Easements – Right of light – Prescription – Section 3 of Prescription Act 1832 – Claimants claiming prescriptive right of light – Earlier conveyance authorising building on defendant’s land notwithstanding interference with light to claimants’ property – Defendant contending that light to claimant’s property consequently enjoyed by agreement or consent within proviso to section 3 so as to preclude prescriptive right – Construction of 1967 conveyance – Claim dismissed
The claimants owned the freehold of a nine-storey, 1980s office building in Birmingham. The defendant owned a property across the street that consisted of two buildings, one of which was 20 storeys high. Acting through their joint receivers, the claimants brought proceedings in which they claimed a prescriptive easement of light, under section 3 of the Prescription Act 1832, such as to prevent the defendants from developing their property in a way that would block light to the windows on the north-east facade of the claimant’s building.

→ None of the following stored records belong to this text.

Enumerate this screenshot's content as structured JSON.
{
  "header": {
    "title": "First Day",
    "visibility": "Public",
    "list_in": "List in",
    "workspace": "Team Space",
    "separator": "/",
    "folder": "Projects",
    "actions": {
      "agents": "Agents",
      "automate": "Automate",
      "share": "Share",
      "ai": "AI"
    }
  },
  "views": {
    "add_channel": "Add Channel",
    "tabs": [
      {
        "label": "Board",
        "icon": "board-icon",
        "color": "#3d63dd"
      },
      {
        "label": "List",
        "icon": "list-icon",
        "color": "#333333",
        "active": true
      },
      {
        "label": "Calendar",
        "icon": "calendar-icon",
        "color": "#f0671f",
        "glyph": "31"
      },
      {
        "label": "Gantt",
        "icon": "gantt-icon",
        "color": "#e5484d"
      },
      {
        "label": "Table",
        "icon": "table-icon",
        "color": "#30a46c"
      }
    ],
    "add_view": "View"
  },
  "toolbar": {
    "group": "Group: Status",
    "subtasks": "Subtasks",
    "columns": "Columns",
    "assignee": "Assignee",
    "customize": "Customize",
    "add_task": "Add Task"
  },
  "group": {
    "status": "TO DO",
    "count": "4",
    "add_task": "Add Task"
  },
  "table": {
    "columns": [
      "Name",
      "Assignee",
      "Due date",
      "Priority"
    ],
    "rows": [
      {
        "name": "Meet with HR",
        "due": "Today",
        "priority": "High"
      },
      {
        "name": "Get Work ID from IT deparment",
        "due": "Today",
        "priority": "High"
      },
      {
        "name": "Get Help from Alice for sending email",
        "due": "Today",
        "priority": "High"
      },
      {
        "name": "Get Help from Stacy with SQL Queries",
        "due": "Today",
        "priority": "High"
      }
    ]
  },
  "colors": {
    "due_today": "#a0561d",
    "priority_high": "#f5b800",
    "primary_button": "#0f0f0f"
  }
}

The defendant contended that that the claimant’s enjoyment of light was “by some consent or agreement expressly made or given for that purpose”, within the proviso to section 3 of the 1832 Act, so as to preclude the acquisition of a prescriptive right. It relied on the terms of a conveyance of part of the defendant’s property made in 1967 by the Corporation of Birmingham, which was a predecessor in title of the claimant. The conveyance contained a clause that permitted building on the defendant’s land “notwithstanding that any such building may interfere with light or air now or at any time enjoyed by buildings being erected on any adjoining adjacent or neighbouring land owned by or vested in the Corporation”.
The claimants contended that, on its proper construction, the authorisation had continued only for so long as the Corporation had continued to own the claimant’s property. The defendant contended that the authorisation continued irrespective of who owned the property, both as a matter of construction of the clause and because it contained a covenant relating to “any land of a covenantor”, within section 79(1) of the Law of Property Act 1925, so as to be deemed to bind the Corporation’s successors in title.
Held: The claim was dismissed.
(1) The authorisation given to the defendant’s predecessor in title under the 1967 conveyance was intended to relate to the enjoyment of light by certain identified buildings or, more accurately, the apertures in those buildings. The words used in that clause were capable of identifying the buildings by reference either to the transient question of whether they lay in the ownership of the Corporation or to the more static question of whether the adjoining, adjacent or neighbouring land on which the relevant building was erected had been owned by or vested in the Corporation at the time of the 1967 conveyance. The latter construction was to be preferred. As a matter of language, and because it was the buildings and their apertures whose enjoyment of light was in issue, it was more probable that the words were intended to identify the buildings by reference to their physical status or location rather than by reference to their ownership from time to time. Where the words used were capable of bearing more than one meaning, the correct approach was to apply the construction that was most consistent with business common sense: Rainy Sky SA v Kookmin Bank [2011] UKSC 50 applied. It was unlikely that the parties to the 1967 conveyance had intended to deal with rights of light in such a way that the owner of the defendant’s property would have an indefinite right to build until such uncertain future moment when that property was transferred out of the Corporation’s ownership, followed by the possibility of another 20 years of uncertainty during which the prescriptive right of light might then arise. Although there might be instances in which commercial people deliberately contracted for an uncertain outcome, the Corporation and the defendant’s predecessor should not be taken to have intended that result in 1967.
(2) Consequently, the right to build on the defendant’s property was not limited to a right against the Corporation alone. The enjoyment of light by the claimant’s property had therefore continued to subsist by virtue of the permission granted by the 1967 conveyance, notwithstanding that that property was no longer in the ownership of the Corporation. It followed that the light had been enjoyed by some consent or agreement expressly made or given for that purpose, within the proviso to section 3, with the consequence that no absolute or indefeasible prescriptive right could arise under that section: RHJ Ltd v FT Patten (Holdings) Ltd [2008] EWCA Civ 151; [2008] Ch 341; [2008] 2 EGLR 11; [2008] 18 EG 128 considered.
(3) Section 79 of the 1925 Act added little of substance to the case. Although the relevant clause in the 1967 conveyance could be characterised as a covenant relating to any land of the covenantor, within section 79(1) of the Law of Property Act 1925, the presumption that such a covenant bound successors in title did not apply where a contrary intention was expressed in the wording and context of the instrument in question. An explicit expression of a contrary intent was not necessary; it was sufficient that the words were inconsistent with what was otherwise discerned as the true meaning of the instrument: Morrells of Oxford Ltd v Oxford United Football Club Ltd [2001] Ch 459; [2001] 1 EGLR 76; [2001] 04 EG 147 applied. Accordingly, the real issue remained whether the authorisation under the 1967 conveyance was intended to be personal to the Corporation.
Katharine Holland QC (instructed by Taylor Wessing LLP) appeared for the claimants; Michael Barnes QC (instructed by Nabarro LLP) appeared for the defendant.